I've tried rejecting all zipped EXEs in zipext.zmd and had complaints
within a few hours from legitimate senders, despite the fact that Gmail
also has such a rejection policy.  Perhaps I should have kept the ban
and cleanlisted the senders or recipients, but with amavis I think that
requires a separate instance of ClamAV (you don't want to put them in
virus_lovers).

> 
> You might be asking yourself "Then why does he use ClamAV?", which is
> a perfectly fair question.  I use it for all these sigs:

[snip clamav-unofficial-sigs]

> Some of them 'kick serious butt' as I think someone on here put it a
> while ago.  But if anything looks even vaguely like an executable it
> doesn;'t get scanned by ClamAV here.  It gets a 5.7.1. and an iptables
> entry all of its own.  I can't remember the last time a virus actually
> got as far as being scanned by one of my ClamAV daemons.

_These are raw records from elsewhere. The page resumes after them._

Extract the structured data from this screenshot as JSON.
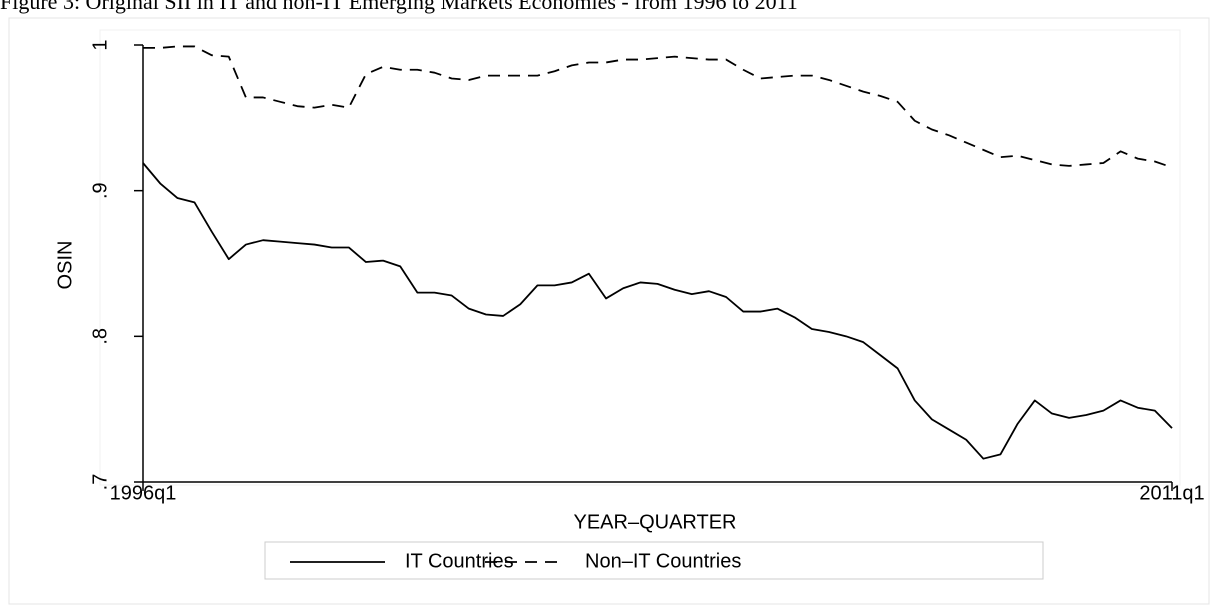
{
  "chart_data": {
    "type": "line",
    "title": "Figure 3: Original SII in IT and non-IT Emerging Markets Economies - from 1996 to 2011",
    "x_label": "YEAR–QUARTER",
    "y_label": "OSIN",
    "categories": [
      "1996q1",
      null,
      null,
      null,
      null,
      null,
      null,
      null,
      null,
      null,
      null,
      null,
      null,
      null,
      null,
      null,
      null,
      null,
      null,
      null,
      null,
      null,
      null,
      null,
      null,
      null,
      null,
      null,
      null,
      null,
      null,
      null,
      null,
      null,
      null,
      null,
      null,
      null,
      null,
      null,
      null,
      null,
      null,
      null,
      null,
      null,
      null,
      null,
      null,
      null,
      null,
      null,
      null,
      null,
      null,
      null,
      null,
      null,
      null,
      null,
      "2011q1"
    ],
    "ylim": [
      0.7,
      1
    ],
    "yticks": [
      {
        "value": 0.7,
        "label": ".7"
      },
      {
        "value": 0.8,
        "label": ".8"
      },
      {
        "value": 0.9,
        "label": ".9"
      },
      1
    ],
    "legend": "bottom",
    "series": [
      {
        "name": "IT Countries",
        "color": "#000000",
        "line_style": "solid",
        "values": [
          0.919,
          0.905,
          0.895,
          0.892,
          0.872,
          0.853,
          0.863,
          0.866,
          0.865,
          0.864,
          0.863,
          0.861,
          0.861,
          0.851,
          0.852,
          0.848,
          0.83,
          0.83,
          0.828,
          0.819,
          0.815,
          0.814,
          0.822,
          0.835,
          0.835,
          0.837,
          0.843,
          0.826,
          0.833,
          0.837,
          0.836,
          0.832,
          0.829,
          0.831,
          0.827,
          0.817,
          0.817,
          0.819,
          0.813,
          0.805,
          0.803,
          0.8,
          0.796,
          0.787,
          0.778,
          0.756,
          0.743,
          0.736,
          0.729,
          0.716,
          0.719,
          0.74,
          0.756,
          0.747,
          0.744,
          0.746,
          0.749,
          0.756,
          0.751,
          0.749,
          0.737
        ]
      },
      {
        "name": "Non–IT Countries",
        "color": "#000000",
        "line_style": "dashed",
        "values": [
          0.998,
          0.998,
          0.999,
          0.999,
          0.993,
          0.992,
          0.964,
          0.964,
          0.961,
          0.958,
          0.957,
          0.959,
          0.957,
          0.98,
          0.985,
          0.983,
          0.983,
          0.981,
          0.977,
          0.976,
          0.979,
          0.979,
          0.979,
          0.979,
          0.982,
          0.986,
          0.988,
          0.988,
          0.99,
          0.99,
          0.991,
          0.992,
          0.991,
          0.99,
          0.99,
          0.983,
          0.977,
          0.978,
          0.979,
          0.979,
          0.976,
          0.972,
          0.968,
          0.965,
          0.961,
          0.948,
          0.942,
          0.938,
          0.933,
          0.928,
          0.923,
          0.924,
          0.921,
          0.918,
          0.917,
          0.918,
          0.919,
          0.927,
          0.922,
          0.92,
          0.916
        ]
      }
    ]
  }
}
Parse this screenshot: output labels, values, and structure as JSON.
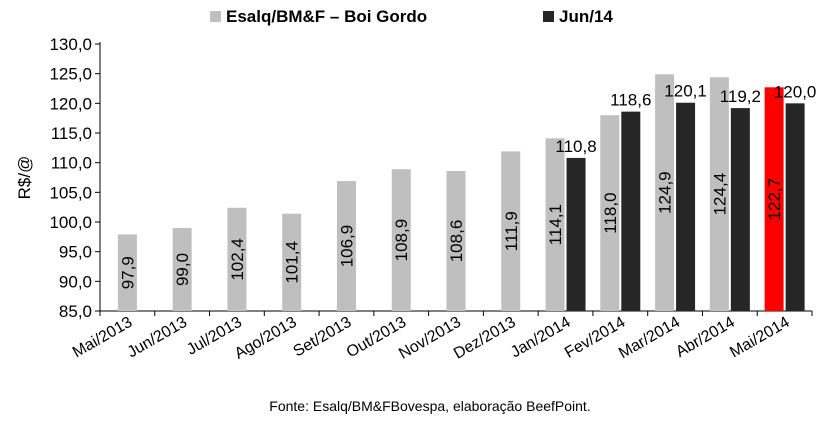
{
  "chart_data": {
    "type": "bar",
    "ylabel": "R$/@",
    "ylim": [
      85,
      130
    ],
    "yticks": [
      "85,0",
      "90,0",
      "95,0",
      "100,0",
      "105,0",
      "110,0",
      "115,0",
      "120,0",
      "125,0",
      "130,0"
    ],
    "categories": [
      "Mai/2013",
      "Jun/2013",
      "Jul/2013",
      "Ago/2013",
      "Set/2013",
      "Out/2013",
      "Nov/2013",
      "Dez/2013",
      "Jan/2014",
      "Fev/2014",
      "Mar/2014",
      "Abr/2014",
      "Mai/2014"
    ],
    "series": [
      {
        "name": "Esalq/BM&F – Boi Gordo",
        "color": "#bfbfbf",
        "highlight": {
          "index": 12,
          "color": "#ff0000"
        },
        "values": [
          97.9,
          99.0,
          102.4,
          101.4,
          106.9,
          108.9,
          108.6,
          111.9,
          114.1,
          118.0,
          124.9,
          124.4,
          122.7
        ],
        "labels": [
          "97,9",
          "99,0",
          "102,4",
          "101,4",
          "106,9",
          "108,9",
          "108,6",
          "111,9",
          "114,1",
          "118,0",
          "124,9",
          "124,4",
          "122,7"
        ]
      },
      {
        "name": "Jun/14",
        "color": "#262626",
        "values": [
          null,
          null,
          null,
          null,
          null,
          null,
          null,
          null,
          110.8,
          118.6,
          120.1,
          119.2,
          120.0
        ],
        "labels": [
          null,
          null,
          null,
          null,
          null,
          null,
          null,
          null,
          "110,8",
          "118,6",
          "120,1",
          "119,2",
          "120,0"
        ]
      }
    ],
    "legend_position": "top",
    "grid": false
  },
  "source_note": "Fonte: Esalq/BM&FBovespa, elaboração BeefPoint."
}
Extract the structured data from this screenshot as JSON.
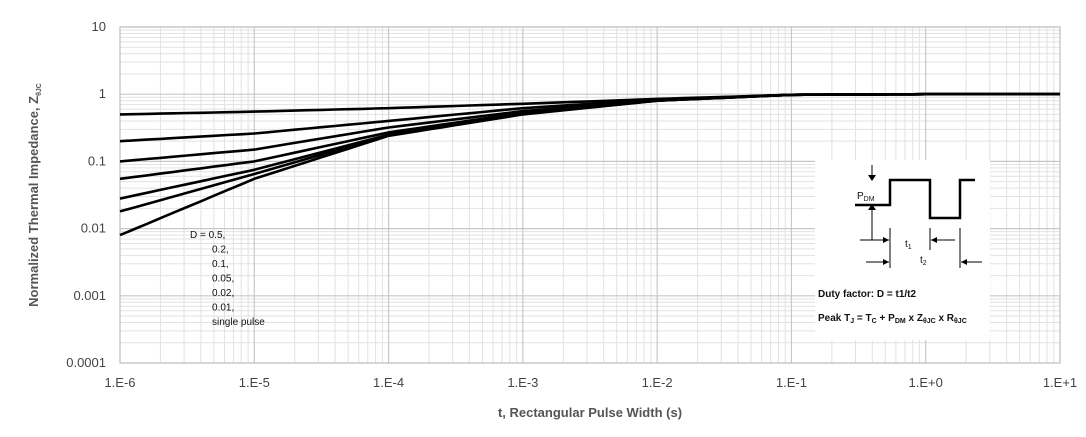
{
  "chart_data": {
    "type": "line",
    "title": "",
    "xlabel": "t, Rectangular Pulse Width (s)",
    "ylabel_main": "Normalized Thermal Impedance, Z",
    "ylabel_sub": "θJC",
    "x_scale": "log",
    "y_scale": "log",
    "xlim": [
      1e-06,
      10
    ],
    "ylim": [
      0.0001,
      10
    ],
    "grid": true,
    "x_ticks": [
      1e-06,
      1e-05,
      0.0001,
      0.001,
      0.01,
      0.1,
      1,
      10
    ],
    "x_tick_labels": [
      "1.E-6",
      "1.E-5",
      "1.E-4",
      "1.E-3",
      "1.E-2",
      "1.E-1",
      "1.E+0",
      "1.E+1"
    ],
    "y_ticks": [
      10,
      1,
      0.1,
      0.01,
      0.001,
      0.0001
    ],
    "y_tick_labels": [
      "10",
      "1",
      "0.1",
      "0.01",
      "0.001",
      "0.0001"
    ],
    "series": [
      {
        "name": "0.5",
        "x": [
          1e-06,
          1e-05,
          0.0001,
          0.001,
          0.01,
          0.1,
          1,
          10
        ],
        "y": [
          0.5,
          0.55,
          0.62,
          0.72,
          0.85,
          0.98,
          1.0,
          1.0
        ]
      },
      {
        "name": "0.2",
        "x": [
          1e-06,
          1e-05,
          0.0001,
          0.001,
          0.01,
          0.1,
          1,
          10
        ],
        "y": [
          0.2,
          0.26,
          0.4,
          0.62,
          0.83,
          0.98,
          1.0,
          1.0
        ]
      },
      {
        "name": "0.1",
        "x": [
          1e-06,
          1e-05,
          0.0001,
          0.001,
          0.01,
          0.1,
          1,
          10
        ],
        "y": [
          0.1,
          0.15,
          0.32,
          0.56,
          0.82,
          0.98,
          1.0,
          1.0
        ]
      },
      {
        "name": "0.05",
        "x": [
          1e-06,
          1e-05,
          0.0001,
          0.001,
          0.01,
          0.1,
          1,
          10
        ],
        "y": [
          0.055,
          0.1,
          0.27,
          0.53,
          0.81,
          0.98,
          1.0,
          1.0
        ]
      },
      {
        "name": "0.02",
        "x": [
          1e-06,
          1e-05,
          0.0001,
          0.001,
          0.01,
          0.1,
          1,
          10
        ],
        "y": [
          0.028,
          0.075,
          0.25,
          0.52,
          0.8,
          0.98,
          1.0,
          1.0
        ]
      },
      {
        "name": "0.01",
        "x": [
          1e-06,
          1e-05,
          0.0001,
          0.001,
          0.01,
          0.1,
          1,
          10
        ],
        "y": [
          0.018,
          0.065,
          0.245,
          0.51,
          0.8,
          0.98,
          1.0,
          1.0
        ]
      },
      {
        "name": "single pulse",
        "x": [
          1e-06,
          1e-05,
          0.0001,
          0.001,
          0.01,
          0.1,
          1,
          10
        ],
        "y": [
          0.008,
          0.055,
          0.24,
          0.5,
          0.8,
          0.98,
          1.0,
          1.0
        ]
      }
    ],
    "legend_text": [
      "D = 0.5,",
      "0.2,",
      "0.1,",
      "0.05,",
      "0.02,",
      "0.01,",
      "single pulse"
    ],
    "inset": {
      "p_label": "P",
      "p_sub": "DM",
      "t1_label": "t",
      "t1_sub": "1",
      "t2_label": "t",
      "t2_sub": "2",
      "duty_factor": "Duty factor: D = t1/t2",
      "peak_prefix": "Peak T",
      "peak_sub_j": "J",
      "peak_eq1": " = T",
      "peak_sub_c": "C",
      "peak_plus": " + P",
      "peak_sub_dm": "DM",
      "peak_x_z": " x Z",
      "peak_sub_theta1": "θJC",
      "peak_x_r": " x R",
      "peak_sub_theta2": "θJC"
    },
    "colors": {
      "line": "#000000",
      "grid_major": "#c8c8c8",
      "grid_minor": "#e2e2e2",
      "axis_text": "#444444"
    }
  }
}
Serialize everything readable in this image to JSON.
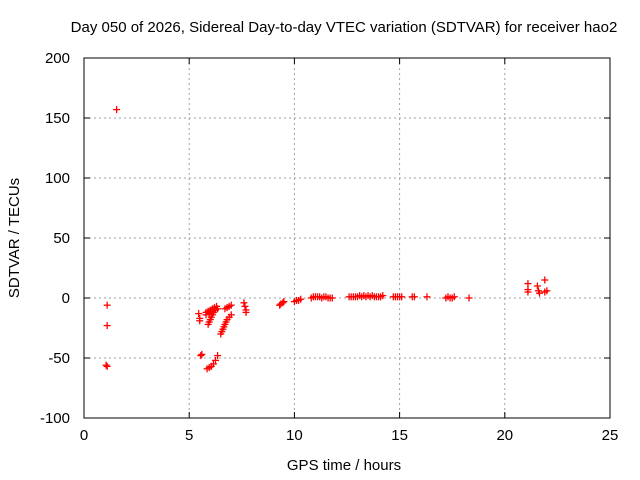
{
  "chart_data": {
    "type": "scatter",
    "title": "Day 050 of 2026, Sidereal Day-to-day VTEC variation (SDTVAR) for receiver hao2",
    "xlabel": "GPS time / hours",
    "ylabel": "SDTVAR / TECUs",
    "xlim": [
      0,
      25
    ],
    "ylim": [
      -100,
      200
    ],
    "xticks": [
      "0",
      "5",
      "10",
      "15",
      "20",
      "25"
    ],
    "yticks": [
      "-100",
      "-50",
      "0",
      "50",
      "100",
      "150",
      "200"
    ],
    "grid": true,
    "marker": "+",
    "color": "#ff0000",
    "series": [
      {
        "name": "SDTVAR",
        "points": [
          [
            1.1,
            -6
          ],
          [
            1.1,
            -23
          ],
          [
            1.05,
            -56
          ],
          [
            1.1,
            -57
          ],
          [
            1.55,
            157
          ],
          [
            5.45,
            -13
          ],
          [
            5.5,
            -17
          ],
          [
            5.5,
            -19
          ],
          [
            5.6,
            -47
          ],
          [
            5.55,
            -48
          ],
          [
            5.8,
            -12
          ],
          [
            5.9,
            -11
          ],
          [
            6.0,
            -10
          ],
          [
            6.1,
            -9
          ],
          [
            6.2,
            -8
          ],
          [
            6.3,
            -7
          ],
          [
            5.8,
            -14
          ],
          [
            5.95,
            -13
          ],
          [
            6.1,
            -12
          ],
          [
            6.25,
            -10
          ],
          [
            6.35,
            -9
          ],
          [
            5.9,
            -22
          ],
          [
            5.95,
            -20
          ],
          [
            6.0,
            -18
          ],
          [
            6.05,
            -16
          ],
          [
            6.1,
            -14
          ],
          [
            6.15,
            -12
          ],
          [
            6.2,
            -10
          ],
          [
            5.85,
            -59
          ],
          [
            5.95,
            -58
          ],
          [
            6.05,
            -57
          ],
          [
            6.15,
            -55
          ],
          [
            6.25,
            -52
          ],
          [
            6.35,
            -48
          ],
          [
            6.5,
            -30
          ],
          [
            6.55,
            -28
          ],
          [
            6.6,
            -26
          ],
          [
            6.65,
            -24
          ],
          [
            6.7,
            -22
          ],
          [
            6.75,
            -20
          ],
          [
            6.8,
            -18
          ],
          [
            6.9,
            -16
          ],
          [
            7.0,
            -14
          ],
          [
            6.7,
            -9
          ],
          [
            6.8,
            -8
          ],
          [
            6.9,
            -7
          ],
          [
            7.0,
            -6
          ],
          [
            7.6,
            -4
          ],
          [
            7.65,
            -7
          ],
          [
            7.7,
            -10
          ],
          [
            7.7,
            -12
          ],
          [
            9.3,
            -6
          ],
          [
            9.35,
            -5
          ],
          [
            9.45,
            -4
          ],
          [
            9.5,
            -3
          ],
          [
            10.0,
            -3
          ],
          [
            10.1,
            -2
          ],
          [
            10.2,
            -2
          ],
          [
            10.3,
            -1
          ],
          [
            10.8,
            0
          ],
          [
            10.9,
            1
          ],
          [
            11.0,
            1
          ],
          [
            11.1,
            1
          ],
          [
            11.2,
            1
          ],
          [
            11.3,
            0
          ],
          [
            11.4,
            1
          ],
          [
            11.5,
            1
          ],
          [
            11.6,
            0
          ],
          [
            11.7,
            0
          ],
          [
            11.8,
            0
          ],
          [
            12.6,
            1
          ],
          [
            12.7,
            1
          ],
          [
            12.8,
            1
          ],
          [
            12.9,
            1
          ],
          [
            13.0,
            1
          ],
          [
            13.1,
            2
          ],
          [
            13.2,
            1
          ],
          [
            13.3,
            2
          ],
          [
            13.4,
            1
          ],
          [
            13.5,
            2
          ],
          [
            13.6,
            1
          ],
          [
            13.7,
            2
          ],
          [
            13.8,
            1
          ],
          [
            13.9,
            1
          ],
          [
            14.0,
            1
          ],
          [
            14.1,
            1
          ],
          [
            14.2,
            2
          ],
          [
            14.7,
            1
          ],
          [
            14.8,
            1
          ],
          [
            14.9,
            1
          ],
          [
            15.0,
            1
          ],
          [
            15.1,
            1
          ],
          [
            15.6,
            1
          ],
          [
            15.7,
            1
          ],
          [
            16.3,
            1
          ],
          [
            17.2,
            0
          ],
          [
            17.3,
            1
          ],
          [
            17.4,
            0
          ],
          [
            17.5,
            0
          ],
          [
            17.6,
            1
          ],
          [
            18.3,
            0
          ],
          [
            21.1,
            12
          ],
          [
            21.1,
            7
          ],
          [
            21.1,
            5
          ],
          [
            21.55,
            10
          ],
          [
            21.6,
            6
          ],
          [
            21.65,
            4
          ],
          [
            21.9,
            15
          ],
          [
            22.0,
            6
          ],
          [
            21.9,
            5
          ]
        ]
      }
    ]
  }
}
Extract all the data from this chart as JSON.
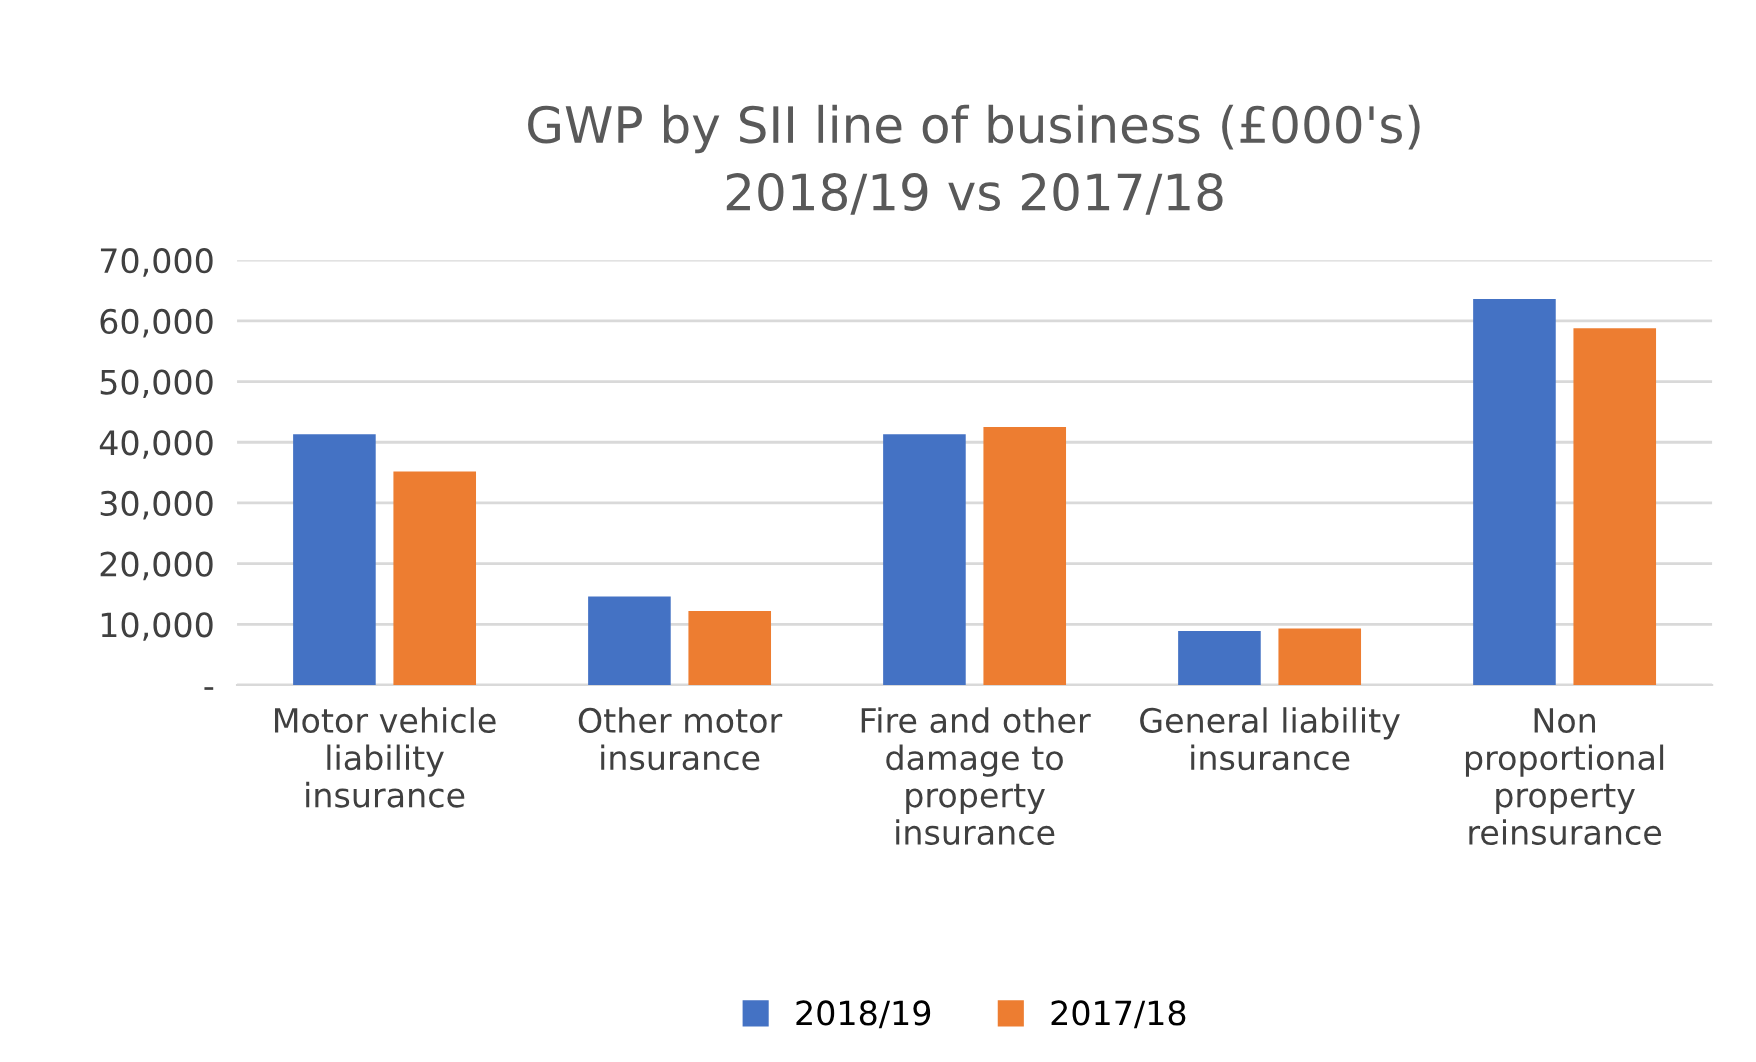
{
  "chart_data": {
    "type": "bar",
    "title": "GWP by SII line of business (£000's)\n2018/19 vs 2017/18",
    "categories": [
      "Motor vehicle\nliability\ninsurance",
      "Other motor\ninsurance",
      "Fire and other\ndamage to\nproperty\ninsurance",
      "General liability\ninsurance",
      "Non\nproportional\nproperty\nreinsurance"
    ],
    "series": [
      {
        "name": "2018/19",
        "color": "#4472c4",
        "values": [
          41300,
          14600,
          41300,
          8900,
          63600
        ]
      },
      {
        "name": "2017/18",
        "color": "#ed7d31",
        "values": [
          35200,
          12200,
          42500,
          9300,
          58800
        ]
      }
    ],
    "ylim": [
      0,
      70000
    ],
    "yticks": [
      {
        "value": 0,
        "label": "-"
      },
      {
        "value": 10000,
        "label": "10,000"
      },
      {
        "value": 20000,
        "label": "20,000"
      },
      {
        "value": 30000,
        "label": "30,000"
      },
      {
        "value": 40000,
        "label": "40,000"
      },
      {
        "value": 50000,
        "label": "50,000"
      },
      {
        "value": 60000,
        "label": "60,000"
      },
      {
        "value": 70000,
        "label": "70,000"
      }
    ],
    "grid": "y",
    "legend": "bottom"
  }
}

Malware links are a different issue, and I think can some of the .ndb
files you mention have sufficiently high false-positive rates that you
might not want to use them unless that possibility is made clear to users.

> 
> Finally there's an alternative, that is to ditch all the Windows boxes.
> My experience of doing that is, let's say, patchy.  But I'm working on
> it, one step at a time.  The first step was easy, there are no Windows
> boxes in my own business network.  The second step hasn't been so easy
> and I've been on the journey for over ten years.  It's taken that long
> to replace two out of about thirty Windows machines in one customer's
> business, but the two Directors using those machines now haven't had a
> virus on their machines since they started using Linux.  Previously it
> was approaching one a week.

A good argument for a non-standard OS, but also perhaps also reminding
us that AVs aren't perfect and user education is important?